The initial phase of testing for the billion-dollar Triton unmanned aerial vehicle has concluded, defense contractor Northrop Grumman announced today.
While General Atomics and its Predator and Reaper drones receive much of the local spotlight shone on military drones, Northrop Grumman's Broad Area Maritime Surveillance crew, based out of San Diego, began testing the MQ-4C Triton in Palmdale last May.
After 13 actual flights and "thousands of hours of simulated flight tests," two Triton units are headed for Naval Air Station Patuxent River, Maryland, for further research. During the first round of testing, remote pilots flew the drones at heights of nearly 60,000 feet and in endurance tests lasting as long as 81 hours.
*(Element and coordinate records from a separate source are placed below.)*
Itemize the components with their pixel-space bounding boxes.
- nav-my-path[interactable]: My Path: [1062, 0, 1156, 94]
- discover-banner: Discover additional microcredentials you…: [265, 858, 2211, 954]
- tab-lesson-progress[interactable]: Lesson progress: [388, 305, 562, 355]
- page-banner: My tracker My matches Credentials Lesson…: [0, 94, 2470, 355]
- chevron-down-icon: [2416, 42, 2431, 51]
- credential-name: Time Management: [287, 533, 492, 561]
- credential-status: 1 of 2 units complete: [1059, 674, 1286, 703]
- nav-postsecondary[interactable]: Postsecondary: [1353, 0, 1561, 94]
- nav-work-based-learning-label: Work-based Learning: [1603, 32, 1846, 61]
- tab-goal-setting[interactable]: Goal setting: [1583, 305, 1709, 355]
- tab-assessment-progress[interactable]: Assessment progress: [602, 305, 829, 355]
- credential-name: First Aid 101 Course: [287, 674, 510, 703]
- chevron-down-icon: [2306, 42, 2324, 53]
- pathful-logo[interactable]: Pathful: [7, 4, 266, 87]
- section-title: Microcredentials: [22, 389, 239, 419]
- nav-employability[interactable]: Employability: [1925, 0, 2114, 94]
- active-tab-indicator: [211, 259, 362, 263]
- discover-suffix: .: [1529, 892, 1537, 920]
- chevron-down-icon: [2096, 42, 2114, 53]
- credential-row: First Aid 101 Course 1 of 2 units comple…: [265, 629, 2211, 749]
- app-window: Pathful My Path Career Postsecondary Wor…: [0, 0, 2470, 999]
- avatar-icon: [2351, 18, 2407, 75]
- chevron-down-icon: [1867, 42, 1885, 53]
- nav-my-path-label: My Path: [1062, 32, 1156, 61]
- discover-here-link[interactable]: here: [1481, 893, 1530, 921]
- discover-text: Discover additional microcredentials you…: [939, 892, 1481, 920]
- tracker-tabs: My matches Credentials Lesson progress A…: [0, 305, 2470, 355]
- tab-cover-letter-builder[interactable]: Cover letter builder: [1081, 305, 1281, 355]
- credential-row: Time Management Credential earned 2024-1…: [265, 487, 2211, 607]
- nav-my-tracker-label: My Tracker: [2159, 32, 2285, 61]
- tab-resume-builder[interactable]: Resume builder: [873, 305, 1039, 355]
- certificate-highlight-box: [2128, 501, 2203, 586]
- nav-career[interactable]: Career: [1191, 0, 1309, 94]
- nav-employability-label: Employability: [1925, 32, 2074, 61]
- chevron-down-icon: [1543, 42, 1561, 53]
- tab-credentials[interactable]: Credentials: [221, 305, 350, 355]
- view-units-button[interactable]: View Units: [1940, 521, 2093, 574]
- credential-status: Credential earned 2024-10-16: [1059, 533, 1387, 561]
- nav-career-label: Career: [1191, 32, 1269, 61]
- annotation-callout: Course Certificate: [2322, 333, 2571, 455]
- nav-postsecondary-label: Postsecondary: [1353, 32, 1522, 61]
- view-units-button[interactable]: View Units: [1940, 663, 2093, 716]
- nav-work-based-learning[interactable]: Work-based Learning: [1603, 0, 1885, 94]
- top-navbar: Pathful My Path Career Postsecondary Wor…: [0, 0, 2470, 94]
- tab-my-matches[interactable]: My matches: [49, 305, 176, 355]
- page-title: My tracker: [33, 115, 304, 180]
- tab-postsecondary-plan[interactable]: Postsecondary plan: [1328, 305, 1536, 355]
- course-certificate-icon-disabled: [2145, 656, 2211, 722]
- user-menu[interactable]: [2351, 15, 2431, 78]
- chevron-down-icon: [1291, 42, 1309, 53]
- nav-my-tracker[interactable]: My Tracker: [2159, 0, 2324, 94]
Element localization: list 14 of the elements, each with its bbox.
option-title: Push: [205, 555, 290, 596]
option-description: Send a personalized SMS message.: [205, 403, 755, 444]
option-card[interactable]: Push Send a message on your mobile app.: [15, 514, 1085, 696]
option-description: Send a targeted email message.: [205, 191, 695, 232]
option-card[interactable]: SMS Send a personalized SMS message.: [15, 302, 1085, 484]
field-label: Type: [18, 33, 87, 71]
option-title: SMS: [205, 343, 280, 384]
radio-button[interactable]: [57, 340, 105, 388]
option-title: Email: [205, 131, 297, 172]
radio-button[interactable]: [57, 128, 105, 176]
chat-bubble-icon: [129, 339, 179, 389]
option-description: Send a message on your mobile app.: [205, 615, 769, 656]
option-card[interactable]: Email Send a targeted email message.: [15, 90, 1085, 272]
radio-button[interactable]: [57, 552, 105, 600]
Once cleared for use, the machines will "allow military commanders to gather high-resolution imagery, use radar to detect targets, and provide airborne communications and information-sharing capabilities to military units across long distances," according to the company
In addition to the two prototypes, the Navy intends to purchase another 68 of the drones, with the cost estimated at $137 million each — actually closer to $189 million each including research and development, according to a a March 2013 Government Accountability Office report.
By comparison, General Atomics Reaper units cost taxpayers about $31 million each, though over 400 of the machines have been delivered or are on order.